The most valuable thing urban farmers bring to the table is product consistency and year-round availability, not cheap food, says Freight Farms’ Friedman. “Where we succeed is where there is an unstable food supply system and we can give them consistency,” he says. “It may not be ideal for someone in South America, but a lot of places don’t have very consistent growing climates.”

Restaurants and supermarkets are willing to pay for high-quality produce from locally grown urban farms, which justifies their higher prices. But that’s a relatively small market, notes Peter Grubstein, managing director at venture firm NGEN Partners. His firm, which led a $4.9 million Series B funding round for Bright Farms this year, has been looking at food and agriculture for years, but Grubstein isn’t convinced many urban-ag companies are “venturable.” In many cases, there isn’t differentiated technology in the growing systems themselves, he says.

“It can probably work in a boutique-y way—for example, if you have a [growing] container right next to the restaurant so you have a high-margin off-take [agreement] and no transportation costs,” he says. “But if you’re really trying to get into mainstream agriculture and get into more nutritious foods, then protected ag has its problems.”

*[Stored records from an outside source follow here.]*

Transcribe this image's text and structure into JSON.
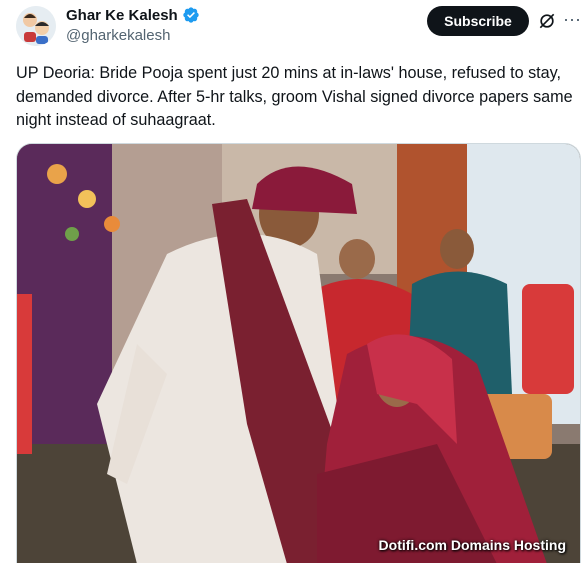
{
  "author": {
    "display_name": "Ghar Ke Kalesh",
    "handle": "@gharkekalesh",
    "verified": true
  },
  "actions": {
    "subscribe_label": "Subscribe",
    "grok_icon": "grok-icon",
    "more_icon": "more-icon"
  },
  "tweet": {
    "text": "UP Deoria: Bride Pooja spent just 20 mins at in-laws' house, refused to stay, demanded divorce. After 5-hr talks, groom Vishal signed divorce papers same night instead of suhaagraat."
  },
  "media": {
    "watermark": "Dotifi.com Domains Hosting"
  },
  "colors": {
    "verified_blue": "#1d9bf0",
    "subscribe_bg": "#0f1419",
    "text_secondary": "#536471"
  }
}
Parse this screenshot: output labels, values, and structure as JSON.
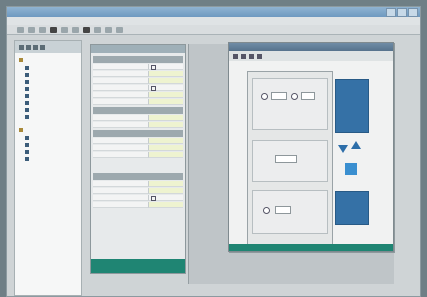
{
  "window": {
    "title": ""
  },
  "menu": {
    "items": [
      "",
      "",
      "",
      "",
      "",
      "",
      ""
    ]
  },
  "toolbar": {
    "buttons": 14
  },
  "tree": {
    "items": [
      "",
      "",
      "",
      "",
      "",
      "",
      "",
      "",
      "",
      "",
      "",
      "",
      "",
      "",
      ""
    ]
  },
  "properties": {
    "sections": [
      "",
      "",
      "",
      ""
    ],
    "rows": [
      "",
      "",
      "",
      "",
      "",
      "",
      "",
      "",
      "",
      "",
      "",
      "",
      "",
      "",
      ""
    ],
    "footer": ""
  },
  "editor": {
    "groups": [
      "",
      "",
      ""
    ]
  },
  "colors": {
    "accent_teal": "#1f8573",
    "accent_blue": "#3571a6",
    "title_blue": "#6e99c0"
  }
}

Grove Labs’ co-founder and CEO Gabe Blanchet argues that Grove, for one, is a technology company, not a food grower or supplier, so its business is well suited for venture capital. It took a while to find the right investors for its $2 million “seedling round” earlier this year, but the startup’s investors, including Upfront Ventures, saw the potential of tapping into consumers’ desire for healthy food. “We’re a technology and product company, which means that we can scale in a way that’s agreeable with the venture model,” he says.

How this new crop of urban agriculture startups fare as businesses will depend on the demand for locally grown food, and whether they can use technology to make their food prices lower. The fortunes of equipment suppliers, meanwhile, will depend on how quickly the now-niche market for building-integrated agriculture grows in the years ahead.

Agriculture, overall, is an industry that’s just starting to be touched deeply by digital technologies. That might explain why so many entrepreneurs see food as ripe for innovation. “Technology is creeping into a lot of areas of our lives,” says Greg Hernandez, vice president of operations at restaurant and food-delivery startup The Melt. “And one of them is food.”